A seguito della recente escalation del conflitto militare, le capacità informatiche dell’Iran sono entrate in una nuova fase. Un gruppo di hacker precedentemente oscuro noto come “Handala” ha rivendicato la responsabilità di una violazione su larga scala di Stryker, un’azienda di tecnologia medica con sede negli Stati Uniti, paralizzandone le operazioni globali. Questo attacco è la prima grande offensiva informatica dell’Iran in risposta agli attacchi aerei contro il paese, segnalando uno spostamento verso una guerra informatica dirompente.

Dall’hacktivismo al caos sponsorizzato dallo Stato

Handala, che prende il nome dall’iconico personaggio dei cartoni animati palestinese, ha storicamente operato nell’ombra, ottenendo inizialmente scarso riconoscimento all’interno della comunità della sicurezza informatica. Tuttavia, gli esperti ora ritengono che il gruppo funzioni come copertura per il Ministero dell’Intelligence iraniano (MOIS). Uniscono la retorica hacktivista con capacità distruttive, sfruttando le tensioni politiche per infliggere danni agli avversari. Il gruppo ha già preso di mira Albania, Israele e altre entità, spesso pubblicando dati rubati o distribuendo malware wiper.

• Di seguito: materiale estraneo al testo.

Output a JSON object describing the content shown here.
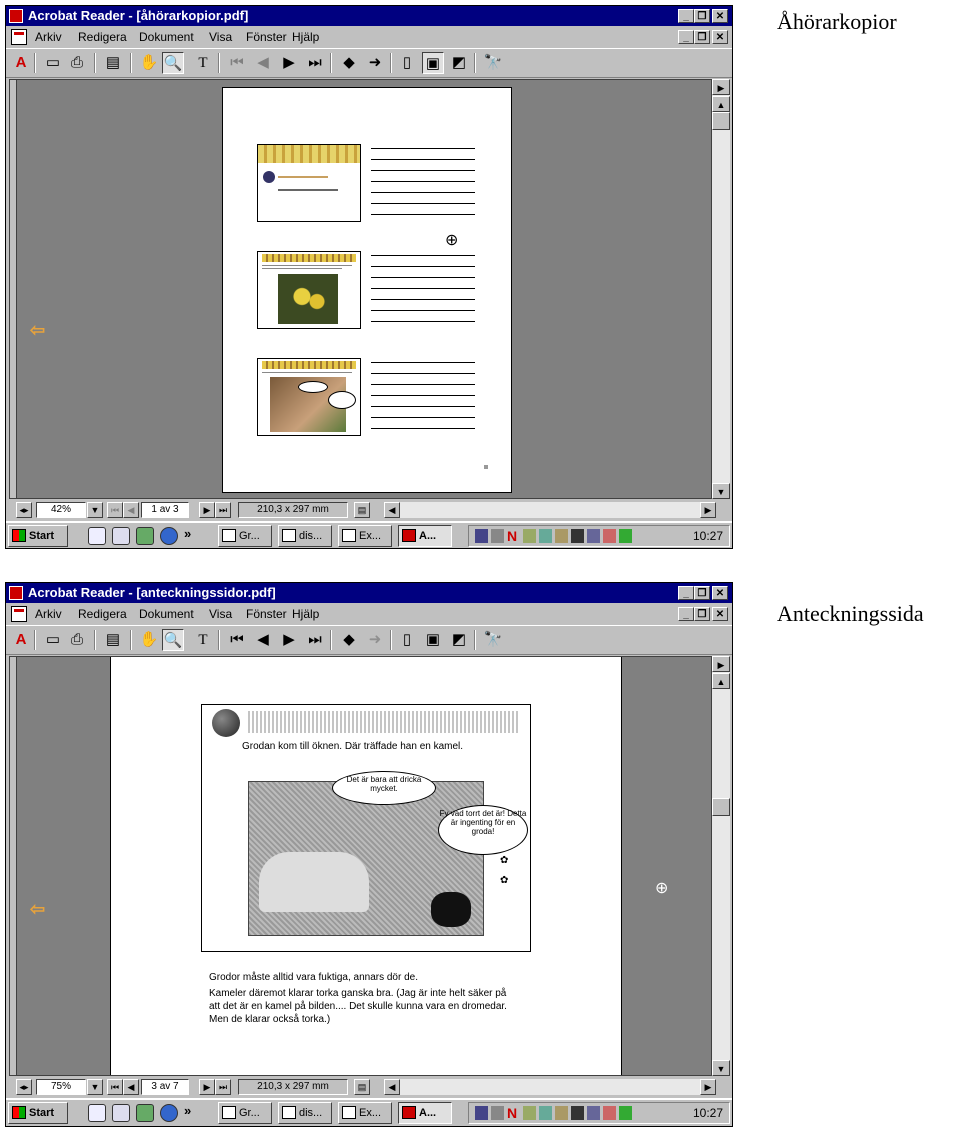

Escalation sotto pressione

Mentre l’Iran si trova ad affrontare una crescente pressione militare, i suoi hacker, in particolare Handala, probabilmente stanno operando con maggiore urgenza e con una più ampia autorizzazione. Sergey Shykevich di Check Point osserva che il gruppo è “all in”, sfruttando i punti d’appoggio della rete esistente per effettuare attacchi distruttivi. Handala è diventata il “volto principale” della ritorsione informatica iraniana, mietendo oltre una dozzina di vittime dal recente scoppio del conflitto.

Incertezza strategica

Mentre Handala vanta vittorie significative, i ricercatori in materia di sicurezza mettono in guardia dal sopravvalutare la loro profondità strategica. Rafe Pilling di Sophos X-Ops suggerisce che il gruppo probabilmente sta sfruttando le opportunità non appena si presentano anziché eseguire una campagna meticolosamente pianificata. Questo approccio opportunistico comporta un accesso rapido e il massimo danno, concentrandosi su obiettivi in ​​Israele e negli Stati Uniti per dimostrare un’azione di ritorsione.

Evoluzione e tattica

Emerso alla fine del 2023 in seguito agli attacchi di Hamas contro Israele, Handala si presentò inizialmente come un gruppo di hacktivisti filo-palestinesi. Tuttavia, le sue azioni sono in linea con gli interessi iraniani. Promuovono attacchi a Telegram e X, utilizzando Starlink per aggirare la censura e sfruttando la guerra psicologica attraverso operazioni di hacking-and-leak. Il gruppo ha anche utilizzato malware distruttivi, tra cui Coolwipe, Chillwipe e Bibiwiper, per infliggere “vero dolore operativo”.

Sponsorizzazione statale più ampia

Check Point ha collegato Handala a una più ampia rete di hacking sponsorizzata dallo stato conosciuta come Void Manticore, che ha operato sotto molteplici alias, tra cui Red Sandstorm e Cobalt Mystique. Questo gruppo era stato precedentemente collegato agli attacchi contro l’Albania nel 2022, motivati ​​dagli sforzi del regime iraniano di rimuovere i gruppi di opposizione dal paese. Dopo la guerra a Gaza, Void Manticore creò Handala per prendere di mira entità israeliane con il pretesto di attivismo filo-palestinese.

La breccia di Stryker

L’ultima operazione di Handala, la violazione di Stryker, potrebbe essere quella di maggior impatto finora. Il gruppo sostiene che l’attacco sia stata una ritorsione per i legami della società con Israele, comprese acquisizioni e contratti militari statunitensi. Anche se la vera motivazione rimane poco chiara, Shykevich suggerisce che Handala abbia sfruttato un’opportunità piuttosto che eseguire un piano calcolato.

In definitiva, le tattiche aggressive di Handala riflettono la volontà dell’Iran di intensificare la guerra informatica come mezzo di ritorsione. L’approccio caotico ma distruttivo del gruppo rappresenta una minaccia significativa per le infrastrutture occidentali, in particolare nel contesto del conflitto militare in corso.